Emerging Voices And Technology

Felecia Davis Studio balances traditional materials with new technologies

Black Flower Antenna at the Museum of Modern Art in New York, 2021, by Felecia Davis. (Photo by Germane Barnes)

This article is part of our series of profiles on the Architectural League of New York’s 2022 Emerging Voices winners. The full list can be found here.

Borderless Studio and Felecia Davis presented on their respective work on March 10; more information can be found here.

As an architect and materials researcher, Felecia Davis readily identifies each camp’s quirks. “Architects love predictability. They want to know how a material is going to behave,” she said. “But researchers love unpredictability. We like playing with a material and seeing how it misbehaves.”

For years, she has channeled this “tension” into interactive art installations such as Flower Antenna, a knitted sculpture that modulated its environment via electromagnetic waves. Flamboyant yet also understated, the piece was one of several to be staged in the Museum of Modern Art’s 2021 exhibition Reconstructions: Architecture and Blackness in America. The New York museum was the largest venue Davis’s work has been given to date, unless one counts Manhattan itself: Her first project, Walking Tours: Urban Riffs (2004), catalogued the ghostly traces of historical African-American sites across the island-city. Anticipating augmented reality technologies, Davis combined wearable devices (“a camera strapped to your neck”) with early web design to create a hybrid installation that was staged, after a fashion, at the Studio Museum in Harlem.

A diagram of different weaving
Fabricating Networks Quilt at the Museum of Modern Art in New York, 2020, by Felecia Davis. (Photo by Felecia Davis)

“People keep thinking there was this big technological switch in my work past some point,” Davis said. “But I don’t think there is one.”

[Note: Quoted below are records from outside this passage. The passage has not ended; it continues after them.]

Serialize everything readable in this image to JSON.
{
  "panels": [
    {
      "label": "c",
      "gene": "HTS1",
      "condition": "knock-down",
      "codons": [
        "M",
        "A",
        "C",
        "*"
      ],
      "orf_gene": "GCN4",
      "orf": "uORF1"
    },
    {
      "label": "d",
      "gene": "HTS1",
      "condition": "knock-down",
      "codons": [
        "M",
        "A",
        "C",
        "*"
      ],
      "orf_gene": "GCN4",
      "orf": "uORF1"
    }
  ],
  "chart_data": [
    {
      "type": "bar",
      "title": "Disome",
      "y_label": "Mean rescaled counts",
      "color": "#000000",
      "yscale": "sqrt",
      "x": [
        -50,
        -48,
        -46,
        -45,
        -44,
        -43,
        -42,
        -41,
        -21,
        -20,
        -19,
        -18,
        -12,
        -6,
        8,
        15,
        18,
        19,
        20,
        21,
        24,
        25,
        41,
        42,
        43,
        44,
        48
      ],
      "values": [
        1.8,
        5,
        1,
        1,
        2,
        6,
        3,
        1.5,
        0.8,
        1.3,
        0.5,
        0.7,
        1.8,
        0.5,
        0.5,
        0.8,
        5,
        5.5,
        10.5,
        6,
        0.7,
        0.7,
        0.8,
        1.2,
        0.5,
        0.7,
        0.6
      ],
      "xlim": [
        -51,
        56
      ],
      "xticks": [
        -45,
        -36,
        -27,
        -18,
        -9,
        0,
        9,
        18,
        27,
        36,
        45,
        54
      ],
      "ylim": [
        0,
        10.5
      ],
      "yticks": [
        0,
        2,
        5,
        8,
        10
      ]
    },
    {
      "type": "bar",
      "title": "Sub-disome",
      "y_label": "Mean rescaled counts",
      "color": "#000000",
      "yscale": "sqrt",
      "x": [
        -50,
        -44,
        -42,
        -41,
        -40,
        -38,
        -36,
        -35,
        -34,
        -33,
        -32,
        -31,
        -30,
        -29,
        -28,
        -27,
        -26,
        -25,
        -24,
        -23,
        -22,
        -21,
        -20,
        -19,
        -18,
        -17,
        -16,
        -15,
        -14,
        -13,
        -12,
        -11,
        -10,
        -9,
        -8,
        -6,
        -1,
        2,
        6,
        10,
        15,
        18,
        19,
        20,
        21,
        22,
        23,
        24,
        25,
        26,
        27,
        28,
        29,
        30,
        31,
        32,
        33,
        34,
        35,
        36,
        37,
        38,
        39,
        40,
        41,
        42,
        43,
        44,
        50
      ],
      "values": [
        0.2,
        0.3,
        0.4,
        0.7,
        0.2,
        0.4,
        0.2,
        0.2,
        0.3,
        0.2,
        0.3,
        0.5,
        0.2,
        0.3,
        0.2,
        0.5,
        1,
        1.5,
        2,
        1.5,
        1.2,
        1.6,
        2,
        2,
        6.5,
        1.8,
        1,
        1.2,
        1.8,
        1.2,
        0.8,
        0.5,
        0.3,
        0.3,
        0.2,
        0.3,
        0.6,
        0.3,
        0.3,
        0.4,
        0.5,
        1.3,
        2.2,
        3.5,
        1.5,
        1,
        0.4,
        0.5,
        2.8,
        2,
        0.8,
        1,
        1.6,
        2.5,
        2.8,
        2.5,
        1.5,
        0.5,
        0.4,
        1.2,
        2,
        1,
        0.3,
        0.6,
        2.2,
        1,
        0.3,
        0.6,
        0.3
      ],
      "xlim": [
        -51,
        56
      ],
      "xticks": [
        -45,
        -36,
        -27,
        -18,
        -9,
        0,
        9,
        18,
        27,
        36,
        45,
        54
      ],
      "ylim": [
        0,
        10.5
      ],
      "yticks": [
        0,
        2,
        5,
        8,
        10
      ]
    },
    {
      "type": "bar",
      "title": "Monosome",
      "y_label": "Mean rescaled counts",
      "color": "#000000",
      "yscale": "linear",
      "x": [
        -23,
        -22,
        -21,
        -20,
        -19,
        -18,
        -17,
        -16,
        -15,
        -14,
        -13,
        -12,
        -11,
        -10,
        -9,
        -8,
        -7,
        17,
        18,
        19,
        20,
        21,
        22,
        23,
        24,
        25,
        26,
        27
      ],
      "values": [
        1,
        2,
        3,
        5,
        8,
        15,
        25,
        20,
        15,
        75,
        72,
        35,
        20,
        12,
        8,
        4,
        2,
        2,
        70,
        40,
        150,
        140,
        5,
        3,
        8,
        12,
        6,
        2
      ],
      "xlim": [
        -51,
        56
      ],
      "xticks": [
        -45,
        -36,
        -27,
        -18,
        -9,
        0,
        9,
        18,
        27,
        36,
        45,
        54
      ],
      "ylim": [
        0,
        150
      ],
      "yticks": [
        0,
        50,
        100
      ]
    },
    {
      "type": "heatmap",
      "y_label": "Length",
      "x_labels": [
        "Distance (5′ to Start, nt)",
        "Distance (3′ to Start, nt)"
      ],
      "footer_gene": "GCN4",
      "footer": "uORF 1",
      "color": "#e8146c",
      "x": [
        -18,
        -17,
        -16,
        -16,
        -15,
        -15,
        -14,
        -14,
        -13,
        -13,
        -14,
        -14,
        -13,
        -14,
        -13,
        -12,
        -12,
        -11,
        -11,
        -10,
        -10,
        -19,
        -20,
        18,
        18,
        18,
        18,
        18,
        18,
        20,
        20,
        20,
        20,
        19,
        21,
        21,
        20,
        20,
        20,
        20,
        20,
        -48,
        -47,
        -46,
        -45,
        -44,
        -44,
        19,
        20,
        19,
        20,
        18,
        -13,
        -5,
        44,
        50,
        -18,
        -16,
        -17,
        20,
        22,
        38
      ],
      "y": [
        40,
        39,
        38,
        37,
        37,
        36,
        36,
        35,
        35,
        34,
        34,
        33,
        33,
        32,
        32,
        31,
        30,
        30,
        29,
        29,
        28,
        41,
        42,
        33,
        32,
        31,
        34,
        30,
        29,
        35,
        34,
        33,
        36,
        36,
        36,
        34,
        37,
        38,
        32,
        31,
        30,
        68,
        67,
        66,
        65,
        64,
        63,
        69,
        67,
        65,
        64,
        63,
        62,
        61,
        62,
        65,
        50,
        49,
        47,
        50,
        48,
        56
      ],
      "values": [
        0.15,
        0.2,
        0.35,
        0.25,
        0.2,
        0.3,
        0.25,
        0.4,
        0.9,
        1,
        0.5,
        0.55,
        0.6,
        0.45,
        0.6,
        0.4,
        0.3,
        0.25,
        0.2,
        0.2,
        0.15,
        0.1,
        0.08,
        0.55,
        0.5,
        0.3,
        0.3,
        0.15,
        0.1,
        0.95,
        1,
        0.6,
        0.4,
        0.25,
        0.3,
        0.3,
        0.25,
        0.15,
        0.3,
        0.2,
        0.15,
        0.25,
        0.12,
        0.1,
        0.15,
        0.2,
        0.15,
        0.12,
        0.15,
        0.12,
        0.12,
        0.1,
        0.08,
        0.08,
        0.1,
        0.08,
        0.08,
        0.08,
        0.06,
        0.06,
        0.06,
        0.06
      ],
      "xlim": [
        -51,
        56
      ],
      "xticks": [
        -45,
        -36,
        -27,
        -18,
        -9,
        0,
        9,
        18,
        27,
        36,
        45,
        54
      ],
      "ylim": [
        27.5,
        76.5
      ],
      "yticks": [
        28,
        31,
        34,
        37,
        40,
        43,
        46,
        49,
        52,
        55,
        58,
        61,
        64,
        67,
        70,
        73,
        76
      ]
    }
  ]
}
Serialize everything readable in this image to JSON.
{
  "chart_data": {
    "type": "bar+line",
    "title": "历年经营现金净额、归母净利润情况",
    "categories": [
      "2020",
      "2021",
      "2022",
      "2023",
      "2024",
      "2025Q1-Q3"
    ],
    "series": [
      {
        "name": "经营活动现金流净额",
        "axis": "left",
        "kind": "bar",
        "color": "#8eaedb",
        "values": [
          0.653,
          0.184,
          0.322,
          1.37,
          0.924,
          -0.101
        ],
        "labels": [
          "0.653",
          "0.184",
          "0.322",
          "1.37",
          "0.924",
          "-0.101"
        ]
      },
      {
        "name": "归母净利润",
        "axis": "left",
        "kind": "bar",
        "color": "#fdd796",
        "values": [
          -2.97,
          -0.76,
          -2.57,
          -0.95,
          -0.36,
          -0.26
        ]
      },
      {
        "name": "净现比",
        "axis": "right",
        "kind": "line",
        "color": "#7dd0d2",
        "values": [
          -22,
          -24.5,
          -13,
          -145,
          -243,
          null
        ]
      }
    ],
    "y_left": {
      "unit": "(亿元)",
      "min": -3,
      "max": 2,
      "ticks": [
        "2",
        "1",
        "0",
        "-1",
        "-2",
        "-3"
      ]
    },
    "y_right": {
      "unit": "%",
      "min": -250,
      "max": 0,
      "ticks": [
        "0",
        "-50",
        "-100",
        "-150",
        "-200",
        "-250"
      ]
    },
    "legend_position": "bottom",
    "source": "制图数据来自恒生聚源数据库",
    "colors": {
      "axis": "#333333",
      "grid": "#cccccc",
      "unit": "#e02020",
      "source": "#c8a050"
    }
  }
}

An engineer by training, Davis went on to practice architecture professionally. It was the 1990s, and the discipline was only beginning to reexamine its conceptual apparatus; “hard architecture” gave way to “soft architecture,” elevating systems and processes to objects of design inquiry. This shift pushed Davis toward research, and in 2017, she completed a PhD in the Design and Computation program at MIT. Her work on smart fabrics—textiles, felts, quilts—became the basis of SOFTLAB, the research hub Davis directs at Penn State’s School of Architecture. Open to students of all experience levels, ranging from first-year undergraduates to late-stage PhDs, SOFTLAB explores the potential, as well as the discomfort, of what she calls “materialized digital media.”

By Davis’s own admission, her penchant for softness never had much to do with architectural discourse. She reaches for a biological metaphor: “It allows for fluidity, which I like because materials change constantly, as do we. Our bodies are these machines that want us to believe that everything is stable when it isn’t. But it’s not a conspiracy.”

That’s how some might describe the newfangled “machines” that overlie our everyday reality, Davis said. “Facial recognition systems are now part of architecture. These things are making our thresholds. They constitute what transparency and opacity mean and what they mean for different people, particularly Black and brown people. These are no longer exclusively material questions.”